The Iranian lawmakers are demanding that all sanctions be lifted immediately upon the signing of an agreement.
Mohammad Hassan Asafari
, a member of the parliament’s National Security and Policy Commission, warned that "Iran will expedite its nuclear program" unless sanctions are removed, the state-run Fars News Agency reported over the weekend, according to the National Council of Resistance of Iran website.
Alaeddin Boroujerdi, the commission chairman, echoed Asafari’s demand in a separate interview.
Meanwhile, Secretary of State John Kerry is preparing to join his colleagues from the other world powers in Vienna on Tuesday for more talks with Iranian Foreign Minister Mohammad Javad Zarif.
However, a top U.S. diplomat Monday criticized Iran for failing to negotiate
in good faith.
"We've been disappointed in their failure thus far to constructively engage on this issue," said Ambassador Laura Kennedy, the U.S. envoy to the Vienna-based International Atomic Energy Agency, Reuters reported
The United States and its negotiating partners are demanding that Iran cut the number of centrifuges, the machines that enrich uranium into weapons-grade material, to about 4,500. But Iran insists on keeping 10,000 in operation.
The difference is fundamental to any final deal.
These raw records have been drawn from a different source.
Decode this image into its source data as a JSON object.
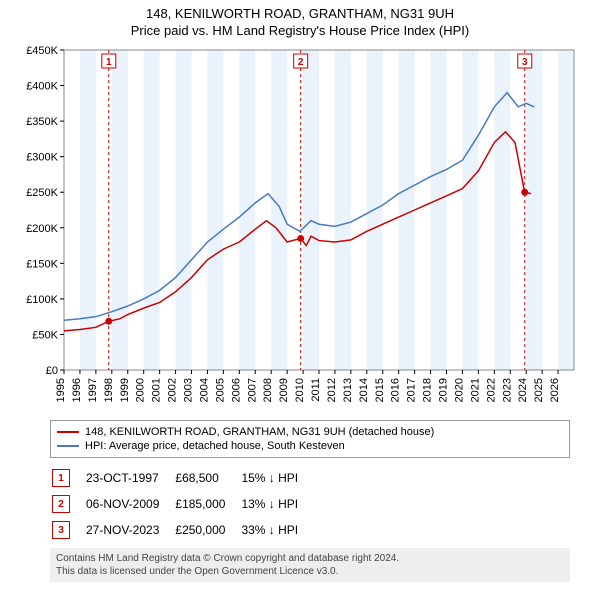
{
  "title_line1": "148, KENILWORTH ROAD, GRANTHAM, NG31 9UH",
  "title_line2": "Price paid vs. HM Land Registry's House Price Index (HPI)",
  "chart": {
    "type": "line",
    "background_color": "#ffffff",
    "banded_bg_color": "#eaf2fb",
    "plot_border_color": "#888888",
    "tick_font_size": 11,
    "axis_label_color": "#000000",
    "x": {
      "min": 1995,
      "max": 2027,
      "ticks": [
        1995,
        1996,
        1997,
        1998,
        1999,
        2000,
        2001,
        2002,
        2003,
        2004,
        2005,
        2006,
        2007,
        2008,
        2009,
        2010,
        2011,
        2012,
        2013,
        2014,
        2015,
        2016,
        2017,
        2018,
        2019,
        2020,
        2021,
        2022,
        2023,
        2024,
        2025,
        2026
      ]
    },
    "y": {
      "min": 0,
      "max": 450000,
      "ticks": [
        0,
        50000,
        100000,
        150000,
        200000,
        250000,
        300000,
        350000,
        400000,
        450000
      ],
      "labels": [
        "£0",
        "£50K",
        "£100K",
        "£150K",
        "£200K",
        "£250K",
        "£300K",
        "£350K",
        "£400K",
        "£450K"
      ]
    },
    "series": [
      {
        "name": "price_paid",
        "color": "#cc0000",
        "width": 1.5,
        "points": [
          [
            1995,
            55000
          ],
          [
            1996,
            57000
          ],
          [
            1997,
            60000
          ],
          [
            1997.8,
            68500
          ],
          [
            1998.5,
            72000
          ],
          [
            1999,
            78000
          ],
          [
            2000,
            87000
          ],
          [
            2001,
            95000
          ],
          [
            2002,
            110000
          ],
          [
            2003,
            130000
          ],
          [
            2004,
            155000
          ],
          [
            2005,
            170000
          ],
          [
            2006,
            180000
          ],
          [
            2007,
            198000
          ],
          [
            2007.7,
            210000
          ],
          [
            2008.3,
            200000
          ],
          [
            2009,
            180000
          ],
          [
            2009.85,
            185000
          ],
          [
            2010.2,
            175000
          ],
          [
            2010.5,
            188000
          ],
          [
            2011,
            182000
          ],
          [
            2012,
            180000
          ],
          [
            2013,
            183000
          ],
          [
            2014,
            195000
          ],
          [
            2015,
            205000
          ],
          [
            2016,
            215000
          ],
          [
            2017,
            225000
          ],
          [
            2018,
            235000
          ],
          [
            2019,
            245000
          ],
          [
            2020,
            255000
          ],
          [
            2021,
            280000
          ],
          [
            2022,
            320000
          ],
          [
            2022.7,
            335000
          ],
          [
            2023.3,
            320000
          ],
          [
            2023.9,
            250000
          ],
          [
            2024.3,
            248000
          ]
        ]
      },
      {
        "name": "hpi",
        "color": "#4a78c4",
        "width": 1.5,
        "points": [
          [
            1995,
            70000
          ],
          [
            1996,
            72000
          ],
          [
            1997,
            75000
          ],
          [
            1998,
            82000
          ],
          [
            1999,
            90000
          ],
          [
            2000,
            100000
          ],
          [
            2001,
            112000
          ],
          [
            2002,
            130000
          ],
          [
            2003,
            155000
          ],
          [
            2004,
            180000
          ],
          [
            2005,
            198000
          ],
          [
            2006,
            215000
          ],
          [
            2007,
            235000
          ],
          [
            2007.8,
            248000
          ],
          [
            2008.5,
            230000
          ],
          [
            2009,
            205000
          ],
          [
            2009.8,
            195000
          ],
          [
            2010.5,
            210000
          ],
          [
            2011,
            205000
          ],
          [
            2012,
            202000
          ],
          [
            2013,
            208000
          ],
          [
            2014,
            220000
          ],
          [
            2015,
            232000
          ],
          [
            2016,
            248000
          ],
          [
            2017,
            260000
          ],
          [
            2018,
            272000
          ],
          [
            2019,
            282000
          ],
          [
            2020,
            295000
          ],
          [
            2021,
            330000
          ],
          [
            2022,
            370000
          ],
          [
            2022.8,
            390000
          ],
          [
            2023.5,
            370000
          ],
          [
            2024,
            375000
          ],
          [
            2024.5,
            370000
          ]
        ]
      }
    ],
    "event_markers": [
      {
        "num": "1",
        "x": 1997.81
      },
      {
        "num": "2",
        "x": 2009.85
      },
      {
        "num": "3",
        "x": 2023.91
      }
    ],
    "event_line_color": "#cc0000",
    "sale_marker_color": "#cc0000",
    "sale_points": [
      [
        1997.81,
        68500
      ],
      [
        2009.85,
        185000
      ],
      [
        2023.91,
        250000
      ]
    ]
  },
  "legend": {
    "items": [
      {
        "color": "#cc0000",
        "label": "148, KENILWORTH ROAD, GRANTHAM, NG31 9UH (detached house)"
      },
      {
        "color": "#4a78c4",
        "label": "HPI: Average price, detached house, South Kesteven"
      }
    ]
  },
  "markers_table": {
    "rows": [
      {
        "num": "1",
        "date": "23-OCT-1997",
        "price": "£68,500",
        "delta": "15% ↓ HPI"
      },
      {
        "num": "2",
        "date": "06-NOV-2009",
        "price": "£185,000",
        "delta": "13% ↓ HPI"
      },
      {
        "num": "3",
        "date": "27-NOV-2023",
        "price": "£250,000",
        "delta": "33% ↓ HPI"
      }
    ]
  },
  "footer_line1": "Contains HM Land Registry data © Crown copyright and database right 2024.",
  "footer_line2": "This data is licensed under the Open Government Licence v3.0."
}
The more centrifuges Iran keeps in operation, the sooner it could develop nuclear material for an atomic bomb.
Critics complain that the United States and its allies have caved into pressure from Iran to allow it to continue enriching uranium instead of scrapping its program altogether.
Last week, Sen. Robert Menendez (D-New Jersey), chairman of the Foreign Relations Committee, and Sen. Mark Kirk (R-Illinois) warned the Obama administration that it must prevent Iran from "ever becoming a threshold nuclear-weapons state."